Ferhat Şirin, Türkiye’nin ilk komünist devrimcisi Kaypakkaya’nın ardılı ve savunucusu olma iddiasındaki yoldaşlarının, Kaypakkaya’nın şehadetinin 38. yılında Usame bin Ladin’in katledilmesini politize edememeleri şöyle dursun, Usame bin Ladin’in denize atılıp köpekbalıklarına yem edildiği açıklanan naaşına dahi sahip çıkılamamasını hazmedememiştir. Bunun neden olduğu rahatsızlığı ve huzursuzluğu yoldaşlarıyla paylaşmaya çalışmıştır.

Bırakalım, solcular, kendi ahmaklıkları içinde mutlu ve huzurlu olsunlar. Kaypakkayacılar göbek bağlarını çoktan kestikleri solcuların ayak izlerine basarak yürümek ve onların gölgeliklerinde dinlenip enerji toplamaktansa, ezilenlerin kahredici öfkeleri ve isyan ateşlerinde pişmeyi tercih etmeye devam edecektir.

İbrahim Kaypakkaya’nın göbek bağını kestiği Sol’un, günümüz Kaypakkayacılarını nasıl yeniden tahakkümü altına aldığının son örneği, yine bir ölüm olayı karşısında çıktı karşımıza. Aralarındaki ayrılığın derinliğini veya sığlığını tartışmaya çalışmadığım Kaypakkayacı Hareketin iki ana kolu, bir ölüm olayı karşısında yine ortak ve benzer refleks sergilediler. (Yine alıntılı kanıt istenmesin.)

Kaypakkaya’nın özellikle Kemalizm tahlillerine tahammül edemeyen, Kaypakkaya adını “68’in bir devrimci önderi” olarak bile ağzına almaktan imtina eden, 19 Aralık sonrasındaki süreçte devrimcilere küfür eder düzeye gelen, “M. Kemal’in devrimciliği”nin sahiplenicisi ve savunucusu, en son katıldığını bildiğimiz bir işçi/emekçi mitinginde, Ergenekoncuları sahiplenen ve operasyonları protesto eden bir döviz ile Türk bayrağı taşımayı tercih eden bir solcu aydının ölümünün ardından Halkın Günlüğü ve Özgür Gelecek sayfalarında “duygusallaşıp gözyaşı dökmek”, en hafif deyimle Kaypakkaya’nın hatırasına yeni bir saygısızlık değildir de nedir?
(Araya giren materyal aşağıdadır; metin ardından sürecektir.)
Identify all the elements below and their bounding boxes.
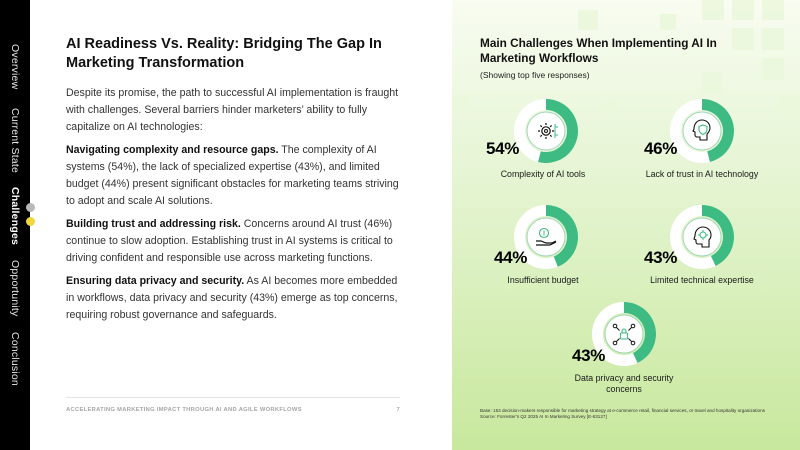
stat-percentage: 44%	[494, 248, 528, 267]
page-number: 7	[396, 407, 400, 413]
section-heading: Building trust and addressing risk.	[66, 218, 241, 230]
base-note: Base: 153 decision-makers responsible fo…	[480, 408, 765, 413]
nav-label: Opportunity	[9, 260, 21, 317]
stat-percentage: 43%	[572, 346, 606, 365]
decor-square	[778, 96, 800, 118]
section-paragraph: Navigating complexity and resource gaps.…	[66, 142, 400, 210]
nav-item-current-state[interactable]: Current State	[0, 108, 30, 173]
section-heading: Ensuring data privacy and security.	[66, 275, 245, 287]
donut-chart	[514, 205, 578, 269]
donut-value-arc	[538, 99, 578, 163]
nav-item-challenges[interactable]: Challenges	[0, 187, 30, 245]
nav-active-dot	[26, 217, 35, 226]
donut-center	[604, 314, 644, 354]
donut-center	[526, 111, 566, 151]
footer-text: ACCELERATING MARKETING IMPACT THROUGH AI…	[66, 407, 302, 413]
nav-progress-dot	[26, 203, 35, 212]
decor-square	[602, 100, 618, 116]
stat-percentage: 46%	[644, 139, 678, 158]
stat-label: Complexity of AI tools	[500, 169, 586, 179]
nav-label: Conclusion	[9, 332, 21, 386]
stat-label: Data privacy and security concerns	[574, 373, 674, 394]
challenges-panel: Main Challenges When Implementing AI In …	[452, 0, 800, 450]
nav-label: Challenges	[9, 187, 21, 246]
article-column: AI Readiness Vs. Reality: Bridging The G…	[66, 35, 400, 324]
decor-square	[452, 96, 468, 112]
stat-label: Insufficient budget	[507, 275, 579, 285]
decor-square	[732, 0, 754, 20]
gear-network-icon	[538, 123, 558, 139]
intro-paragraph: Despite its promise, the path to success…	[66, 87, 399, 133]
head-gear-icon	[693, 226, 712, 248]
donut-chart	[592, 302, 656, 366]
donut-chart	[670, 205, 734, 269]
donut-value-arc	[702, 205, 734, 266]
nav-item-opportunity[interactable]: Opportunity	[0, 260, 30, 316]
donut-chart	[514, 99, 578, 163]
section-heading: Navigating complexity and resource gaps.	[66, 144, 279, 156]
section-body: The complexity of AI systems (54%), the …	[66, 144, 399, 207]
donut-value-arc	[702, 99, 734, 162]
decor-square	[732, 28, 754, 50]
decor-square	[702, 0, 724, 20]
donut-value-arc	[546, 205, 578, 267]
source-citation: Source: Forrester’s Q2 2025 AI In Market…	[480, 413, 607, 419]
stat-percentage: 43%	[644, 248, 678, 267]
section-body: As AI becomes more embedded in workflows…	[66, 275, 398, 321]
donut-value-arc	[624, 302, 656, 363]
panel-subtitle: (Showing top five responses)	[480, 70, 590, 80]
brain-shield-icon	[692, 119, 711, 141]
section-paragraph: Ensuring data privacy and security. As A…	[66, 273, 400, 324]
donut-center	[682, 111, 722, 151]
nav-label: Overview	[9, 44, 21, 90]
source-note: Base: 153 decision-makers responsible fo…	[480, 408, 785, 419]
stat-label: Lack of trust in AI technology	[645, 169, 759, 179]
stat-percentage: 54%	[486, 139, 520, 158]
donut-center	[682, 217, 722, 257]
decor-square	[762, 28, 784, 50]
decor-square	[762, 0, 784, 20]
lock-network-icon	[612, 323, 636, 346]
donut-chart	[670, 99, 734, 163]
page-title: AI Readiness Vs. Reality: Bridging The G…	[66, 36, 382, 71]
section-body: Concerns around AI trust (46%) continue …	[66, 218, 393, 264]
nav-item-overview[interactable]: Overview	[0, 44, 30, 89]
section-nav: Overview Current State Challenges Opport…	[0, 0, 35, 450]
page-footer: ACCELERATING MARKETING IMPACT THROUGH AI…	[66, 407, 400, 413]
panel-title: Main Challenges When Implementing AI In …	[480, 36, 717, 65]
section-paragraph: Building trust and addressing risk. Conc…	[66, 216, 400, 267]
nav-label: Current State	[9, 108, 21, 174]
money-hand-icon	[536, 227, 557, 246]
decor-square	[762, 58, 784, 80]
decor-square	[660, 14, 676, 30]
nav-item-conclusion[interactable]: Conclusion	[0, 332, 30, 386]
footer-divider	[66, 397, 400, 398]
decor-square	[702, 72, 722, 92]
stat-label: Limited technical expertise	[650, 275, 754, 285]
decor-square	[578, 10, 598, 30]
Kaypakkayacı Hareketin önderlik kademesinden “emekli olmuş” bir zamanların efsanevi isimleri kendilerine sunulan köşeleri, “Aydınlanma savaşçısı” Server Tanilli’ye methiyeler dizmeye ayırıyor ve yeni kuşak Kaypakkayacılar’a Tanilli külliyatını hatmetmelerini öğütlüyorken, İsmail Uçarlar, Usame bin Ladin’in şehadetinin ardından “Aydınlanma savaşçıları” gibi soğuk değerlendirmeler yazan, bir nebze olsun özdeşleşme hissi yaşamayan Kaypakkayacıları uyarmaya çalışan bir Kaypakkayacı devrimciyi haşlamayı daha mühim bir iş sayıyor. Manzara bu!